Mitigating Pandemic Risk with Influenza A Virus Field Surveillance at a Swine-Human Interface
Benjamin L. Rambo-Martin,
Matthew W. Keller,
Malania M Wilson,
Jacqueline M Nolting,
Tavis K Anderson,
Amy L. Vincent,
Elizabeth B Neuhaus,
C. Todd Davis,
Andrew S Bowman,
David E Wentworth,
John R. Barnes
Posted 21 Mar 2019
bioRxiv DOI: 10.1101/585588
Posted 21 Mar 2019
Working overnight at a large swine exhibition, we identified an influenza A virus (IAV) outbreak in swine, nanopore-sequenced 13 IAV genomes from samples collected, and in real-time, determined that these viruses posed a novel risk to humans due to genetic mismatches between the viruses and current pre-pandemic candidate vaccine viruses (CVV).
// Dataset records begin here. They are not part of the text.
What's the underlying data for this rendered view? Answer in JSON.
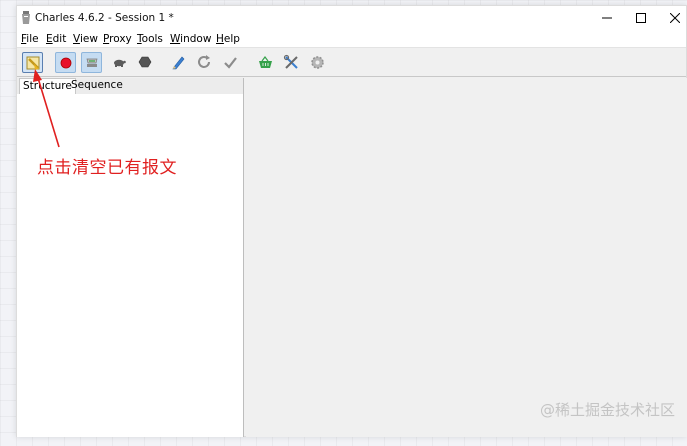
{
  "window": {
    "title": "Charles 4.6.2 - Session 1 *"
  },
  "menubar": {
    "items": [
      "File",
      "Edit",
      "View",
      "Proxy",
      "Tools",
      "Window",
      "Help"
    ]
  },
  "toolbar": {
    "buttons": [
      {
        "icon": "broom-clear-icon",
        "selected": true
      },
      {
        "icon": "record-icon",
        "selected": true
      },
      {
        "icon": "throttle-icon",
        "selected": true
      },
      {
        "icon": "turtle-icon",
        "selected": false
      },
      {
        "icon": "stop-hexagon-icon",
        "selected": false
      },
      {
        "icon": "compose-pen-icon",
        "selected": false
      },
      {
        "icon": "repeat-icon",
        "selected": false
      },
      {
        "icon": "validate-check-icon",
        "selected": false
      },
      {
        "icon": "basket-icon",
        "selected": false
      },
      {
        "icon": "tools-icon",
        "selected": false
      },
      {
        "icon": "settings-gear-icon",
        "selected": false
      }
    ]
  },
  "left_panel": {
    "tabs": [
      {
        "label": "Structure",
        "active": true
      },
      {
        "label": "Sequence",
        "active": false
      }
    ]
  },
  "annotation": {
    "text": "点击清空已有报文",
    "color": "#e02020"
  },
  "watermark": {
    "text": "@稀土掘金技术社区"
  },
  "colors": {
    "record_red": "#e8102a",
    "accent_blue": "#c5dcf2",
    "basket_green": "#35a14a"
  }
}
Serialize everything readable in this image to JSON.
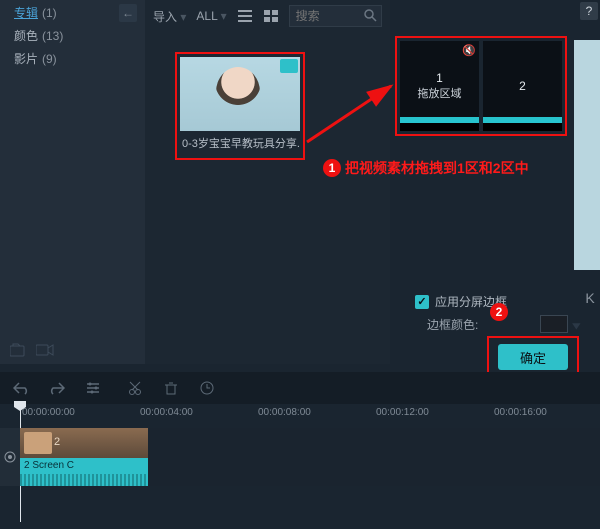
{
  "sidebar": {
    "items": [
      {
        "label": "专辑",
        "count": "(1)",
        "link": true
      },
      {
        "label": "颜色",
        "count": "(13)"
      },
      {
        "label": "影片",
        "count": "(9)"
      }
    ]
  },
  "browser": {
    "import_label": "导入",
    "all_label": "ALL",
    "search_placeholder": "搜索"
  },
  "thumbnail": {
    "caption": "0-3岁宝宝早教玩具分享..."
  },
  "zones": [
    {
      "num": "1",
      "label": "拖放区域"
    },
    {
      "num": "2",
      "label": ""
    }
  ],
  "ghost_k": "K",
  "annotations": {
    "a1": "把视频素材拖拽到1区和2区中",
    "b1": "1",
    "b2": "2"
  },
  "options": {
    "apply_border_label": "应用分屏边框",
    "border_color_label": "边框颜色:",
    "ok_label": "确定"
  },
  "ruler": {
    "ticks": [
      "00:00:00:00",
      "00:00:04:00",
      "00:00:08:00",
      "00:00:12:00",
      "00:00:16:00"
    ]
  },
  "clip": {
    "two": "2",
    "name": "2 Screen C"
  }
}
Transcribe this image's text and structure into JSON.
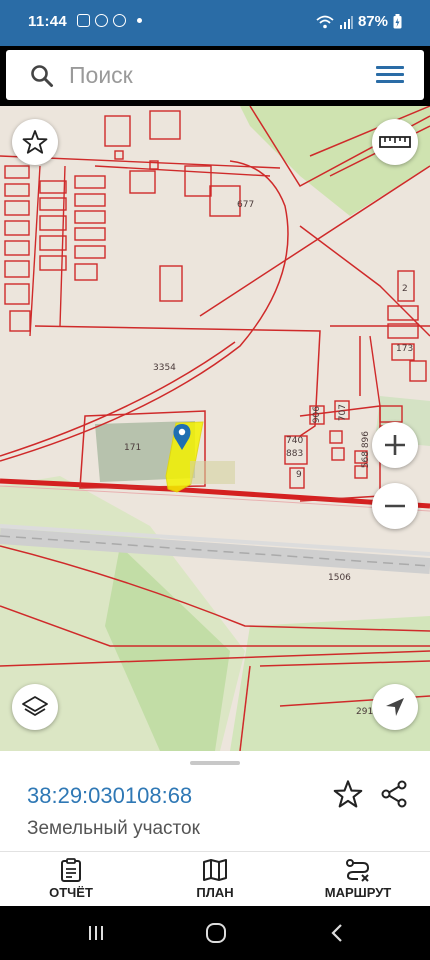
{
  "status_bar": {
    "time": "11:44",
    "battery": "87%"
  },
  "search": {
    "placeholder": "Поиск"
  },
  "map": {
    "labels": {
      "l677": "677",
      "l3354": "3354",
      "l171": "171",
      "l906": "906",
      "l707": "707",
      "l740": "740",
      "l883": "883",
      "l9": "9",
      "l568": "568 896",
      "l173": "173",
      "l2": "2",
      "l1506": "1506",
      "l291": "291"
    },
    "colors": {
      "boundary": "#cf2a2a",
      "selected_parcel": "#f4f200",
      "marker": "#1f6fb2"
    }
  },
  "parcel": {
    "cadastral_number": "38:29:030108:68",
    "type": "Земельный участок"
  },
  "tabs": {
    "report": "ОТЧЁТ",
    "plan": "ПЛАН",
    "route": "МАРШРУТ"
  }
}
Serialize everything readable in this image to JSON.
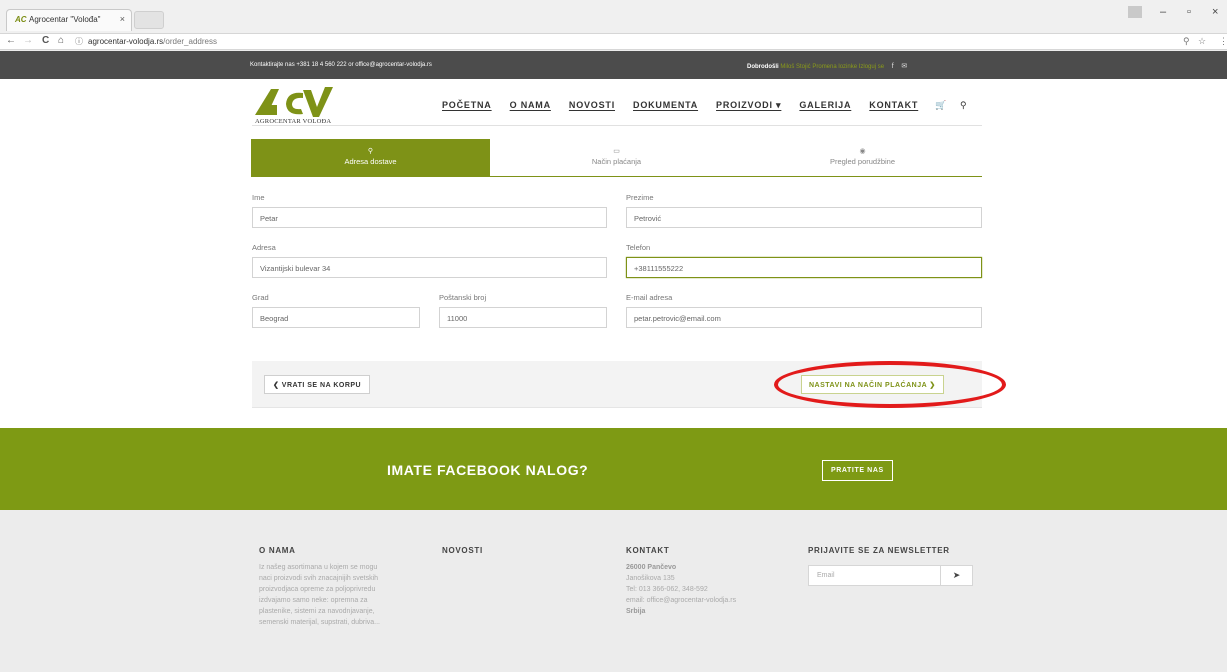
{
  "browser": {
    "tab_title": "Agrocentar \"Volođa\"",
    "tab_close": "×",
    "url_host": "agrocentar-volodja.rs",
    "url_path": "/order_address",
    "back_glyph": "←",
    "forward_glyph": "→",
    "reload_glyph": "C",
    "home_glyph": "⌂",
    "minimize": "–",
    "restore": "▫",
    "close": "×"
  },
  "topbar": {
    "contact": "Kontaktirajte nas +381 18 4 560 222 or office@agrocentar-volodja.rs",
    "welcome": "Dobrodošli",
    "user_links": "Miloš Stojić Promena lozinke Izloguj se"
  },
  "header": {
    "logo_text": "AGROCENTAR VOLOĐA",
    "nav": [
      "POČETNA",
      "O NAMA",
      "NOVOSTI",
      "DOKUMENTA",
      "PROIZVODI ▾",
      "GALERIJA",
      "KONTAKT"
    ]
  },
  "steps": [
    {
      "label": "Adresa dostave",
      "icon": "map-pin-icon",
      "active": true
    },
    {
      "label": "Način plaćanja",
      "icon": "money-icon",
      "active": false
    },
    {
      "label": "Pregled porudžbine",
      "icon": "eye-icon",
      "active": false
    }
  ],
  "form": {
    "ime_label": "Ime",
    "ime_value": "Petar",
    "prezime_label": "Prezime",
    "prezime_value": "Petrović",
    "adresa_label": "Adresa",
    "adresa_value": "Vizantijski bulevar 34",
    "telefon_label": "Telefon",
    "telefon_value": "+38111555222",
    "grad_label": "Grad",
    "grad_value": "Beograd",
    "postanski_label": "Poštanski broj",
    "postanski_value": "11000",
    "email_label": "E-mail adresa",
    "email_value": "petar.petrovic@email.com"
  },
  "actions": {
    "back_label": "❮ VRATI SE NA KORPU",
    "next_label": "NASTAVI NA NAČIN PLAĆANJA ❯"
  },
  "facebook": {
    "title": "IMATE FACEBOOK NALOG?",
    "button": "PRATITE NAS"
  },
  "footer": {
    "o_nama_title": "O NAMA",
    "o_nama_lines": [
      "Iz našeg asortimana u kojem se mogu",
      "naci proizvodi svih znacajnijih svetskih",
      "proizvodjaca opreme za poljoprivredu",
      "izdvajamo samo neke: opremna za",
      "plastenike, sistemi za navodnjavanje,",
      "semenski materijal, supstrati, dubriva..."
    ],
    "novosti_title": "NOVOSTI",
    "kontakt_title": "KONTAKT",
    "kontakt_city": "26000 Pančevo",
    "kontakt_street": "Janošikova 135",
    "kontakt_tel": "Tel: 013 366-062, 348-592",
    "kontakt_email": "email: office@agrocentar-volodja.rs",
    "kontakt_country": "Srbija",
    "newsletter_title": "PRIJAVITE SE ZA NEWSLETTER",
    "newsletter_placeholder": "Email"
  },
  "colors": {
    "brand_green": "#7e9217",
    "banner_green": "#7e9a14",
    "topbar_gray": "#4c4c4c",
    "highlight_red": "#e21b1b"
  }
}
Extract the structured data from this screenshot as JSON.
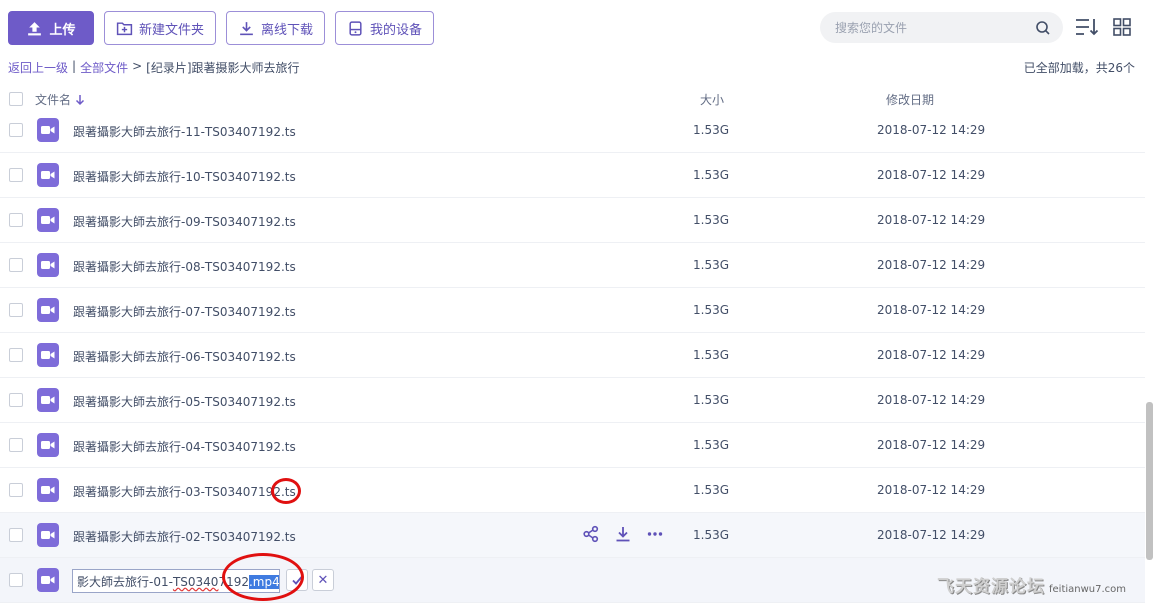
{
  "toolbar": {
    "upload": "上传",
    "new_folder": "新建文件夹",
    "offline_download": "离线下载",
    "my_devices": "我的设备"
  },
  "search": {
    "placeholder": "搜索您的文件"
  },
  "breadcrumb": {
    "back": "返回上一级",
    "sep1": "|",
    "all_files": "全部文件",
    "sep2": ">",
    "current": "[纪录片]跟著摄影大师去旅行"
  },
  "status": {
    "loaded": "已全部加载，共26个"
  },
  "table": {
    "col_name": "文件名",
    "col_size": "大小",
    "col_date": "修改日期"
  },
  "files": [
    {
      "name": "跟著攝影大師去旅行-11-TS03407192.ts",
      "size": "1.53G",
      "date": "2018-07-12 14:29"
    },
    {
      "name": "跟著攝影大師去旅行-10-TS03407192.ts",
      "size": "1.53G",
      "date": "2018-07-12 14:29"
    },
    {
      "name": "跟著攝影大師去旅行-09-TS03407192.ts",
      "size": "1.53G",
      "date": "2018-07-12 14:29"
    },
    {
      "name": "跟著攝影大師去旅行-08-TS03407192.ts",
      "size": "1.53G",
      "date": "2018-07-12 14:29"
    },
    {
      "name": "跟著攝影大師去旅行-07-TS03407192.ts",
      "size": "1.53G",
      "date": "2018-07-12 14:29"
    },
    {
      "name": "跟著攝影大師去旅行-06-TS03407192.ts",
      "size": "1.53G",
      "date": "2018-07-12 14:29"
    },
    {
      "name": "跟著攝影大師去旅行-05-TS03407192.ts",
      "size": "1.53G",
      "date": "2018-07-12 14:29"
    },
    {
      "name": "跟著攝影大師去旅行-04-TS03407192.ts",
      "size": "1.53G",
      "date": "2018-07-12 14:29"
    },
    {
      "name": "跟著攝影大師去旅行-03-TS03407192.ts",
      "size": "1.53G",
      "date": "2018-07-12 14:29"
    },
    {
      "name": "跟著攝影大師去旅行-02-TS03407192.ts",
      "size": "1.53G",
      "date": "2018-07-12 14:29"
    }
  ],
  "edit_row": {
    "prefix": "影大師去旅行-01-",
    "underlined": "TS0340",
    "middle": "7192",
    "selected": ".mp4",
    "cancel": "✕"
  },
  "watermark": {
    "text": "飞天资源论坛",
    "domain": "feitianwu7.com"
  },
  "colors": {
    "accent": "#6e5bc8",
    "annotation": "#e01010"
  },
  "icons": [
    "upload-icon",
    "folder-plus-icon",
    "download-icon",
    "device-icon",
    "search-icon",
    "sort-icon",
    "grid-icon",
    "video-file-icon",
    "share-icon",
    "more-icon",
    "check-icon",
    "close-icon"
  ]
}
We developed and used a portable IAV sequencing and analysis platform called Mia (Mobile Influenza Analysis) to complete and characterize full-length consensus genomes approximately 18 hours after unpacking the mobile lab. Swine are important animal IAV reservoirs that have given rise to pandemic viruses via zoonotic transmission. Genomic analyses of IAV in swine are critical to understanding pandemic risk of viruses in this reservoir, and characterization of viruses circulating in exhibition swine enables rapid comparison to current seasonal influenza vaccines and CVVs. The Mia system rapidly identified three genetically distinct swine IAV lineages from three subtypes: A(H1N1), A(H3N2) and A(H1N2). Additional analysis of the HA protein sequences of the A(H1N2) viruses identified >30 amino acid differences between the HA1 portion of the hemagglutinin of these viruses and the most closely related pre-2009 CVV. All virus sequences were emailed to colleagues at CDC who initiated development of a synthetically derived CVV designed to provide an optimal antigenic match with the viruses detected in the exhibition. In subsequent months, this virus caused 13 infections in humans, and was the dominant variant virus in the US detected in 2018. Had this virus caused a severe outbreak or pandemic, our proactive surveillance efforts and CVV derivation would have provided an approximate 8 week time advantage for vaccine manufacturing. This is the first report of the use of field-derived nanopore sequencing data to initiate a real-time, actionable public health countermeasure.